Anda bersepeda pada jalur yang salah (melawan arus lalin, pada sisi kanan jalan). Mobil berbelok ke kiri dari suatu pertigaan, gang atau tempat parkir, langsung ke arah anda. Mereka tidak dapat melihat anda karena mereka hanya akan memperhatikan arus lalin dari arah kanan, bukan sisi kiri mereka. Mereka tidak punya alasan untuk menduga bahwa ada orang yang datang dari arah yang salah.

Lebih buruk lagi, anda dapat tertabrak mobil dari arah depan anda. Mereka memiliki lebih sedikit waktu melihat kedatangan anda dan untuk menghindar karena mereka mendatangi anda lebih cepat dari kondisi normal (karena anda mengarah ke mereka). Dan jika mereka menabrak anda, tabrakan yang terjadi akan lebih parah (karena kecepatan mereka dan kecepatan anda digabung jadi satu).

Cara menghindari tabrakan :

Jangan bersepada melawan arus. Bersepedalah searah dengan arus lalin.

Bersepeda melawan arus sepertinya ide yang bagus karena anda dapat melihat mobil yang datang dari arah depan. Tapi itu bukan ide yang bagus, karena :

  1. Mobil yang muncul dari parkiran, gang, perempatan (di depan anda dan dari arah kanan anda) saat berbelok kiri untuk masuk ke jalan, tidak menduga bahwa ada pengguna jalan datang dari arah yang salah. Mereka tidak akan melihat anda dan mereka akan langsung menabrak anda.
  2. Bagaimana anda akan bisa belok kiri jika demikian?
  3. Mobil mendatangi anda dengan kecepatan yang relatif lebih tinggi. Jika anda bersepeda dengan kecepatan 15 mph, maka mobil berkecepatan 35 mph dari arah belakang akan datang dengan kecepatan 20 mph saja. Tapi jika anda bersepeda melawan arus, maka mobil mendatangi anda dengan kecepatan 50 mph, yaitu dua kali lebih cepat!. Karena mereka mendatangi anda dengan lebih cepat, anda dan pengendara mobil memiliki lebih sedikit waktu untuk bereaksi. Jika tabrakan terjadi, akibatnya akan sepuluh kali lebih buruk.
  4. Bersepeda melawan jalur melanggar aturan lalu lintas dan anda dapat saja ditilang.
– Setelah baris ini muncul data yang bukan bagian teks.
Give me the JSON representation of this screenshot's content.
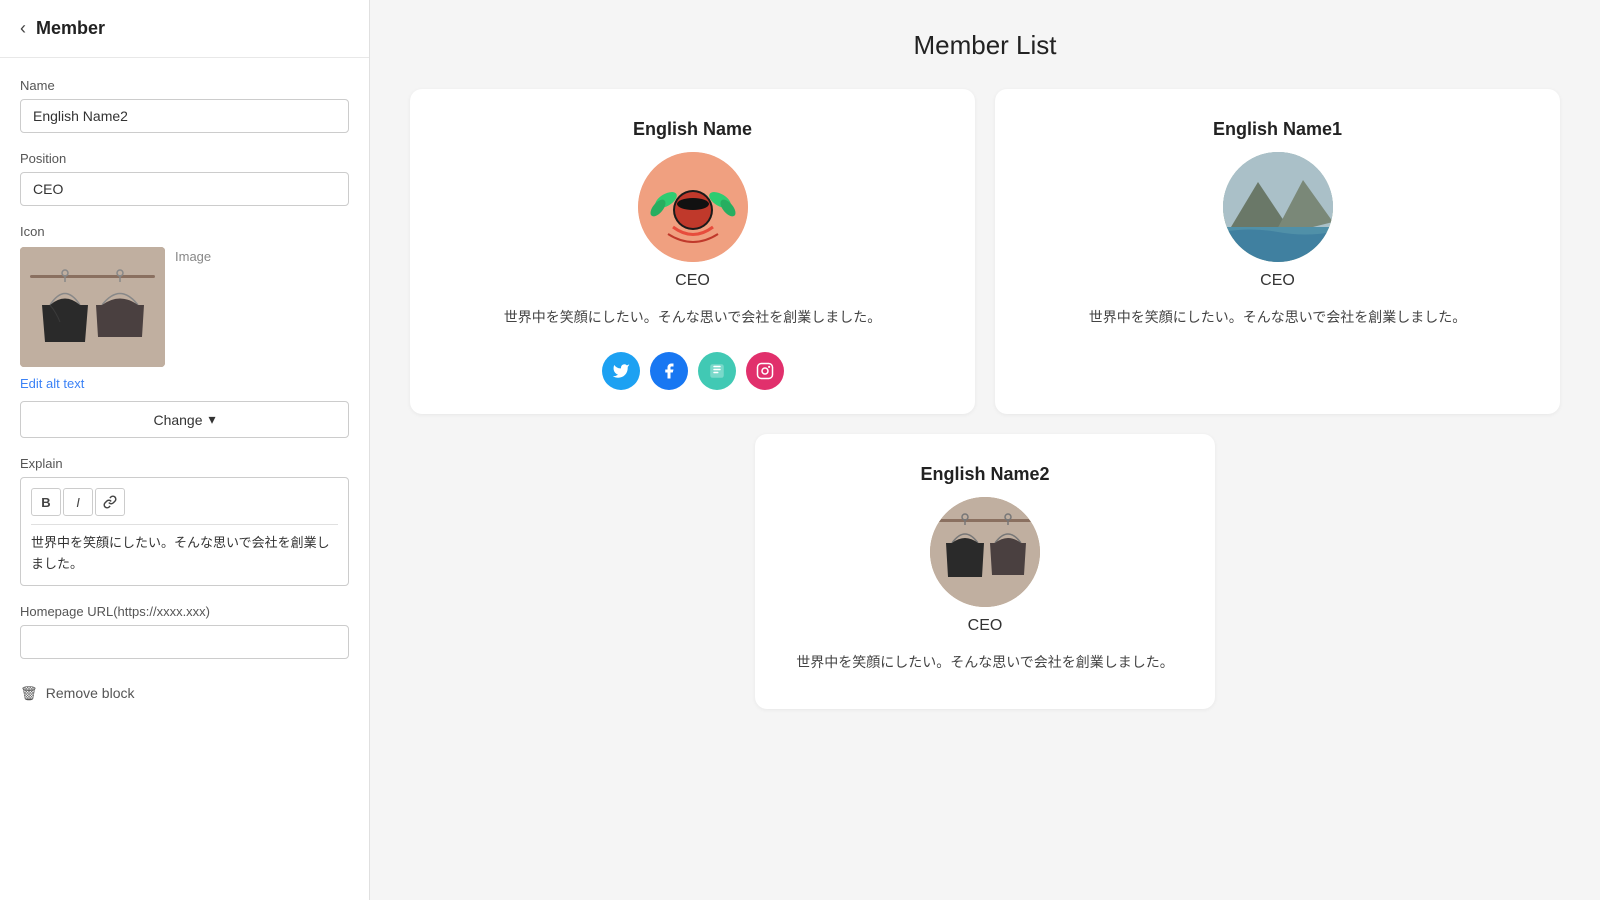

Sebuah penelitian menunjukkan bahwa bersepeda melawan arus lalin adalah tiga kali lebih berbahaya daripada mengikuti arus, dan bagi anak-anak risikonya menjadi tujuh kali lebih besar. (sumber)

Hampir seperempat tabrakan terkait dengan kasus bersepeda melawan arus. Beberapa orang membantah hal ini dengan mengatakan bahwa jika 25% tabrakan akibat melawan arus, maka bersepeda mengikuti arus adalah lebih berbahaya karena menyumbang 75% dari kasus tabrakan. Pemikiran ini keliru. Pertama, hanya 8% orang yang bersepeda melawan arus, tapi hampir 25% dari mereka tertabrak – berarti penyepeda yang melawan arus tiga kali lebih berisiko tertabrak dibanding yang mengikuti arus (75/92 << 25/8  – pent). Kedua, bersepeda melawan arus memancing terjadinya tabrakan, tidak demikian halnya jika bersepeda mengikuti arus. Contoh, penyepeda yang menerobos lampu merah atau tanda stop menyumbang 17% terhadap kasus tabrakan (sumber). Tapi apakah hal ini lantas disimpulkan bahwa mengikuti tanda lampu merah menyebabkan 83% tabrakan? Tentu tidak.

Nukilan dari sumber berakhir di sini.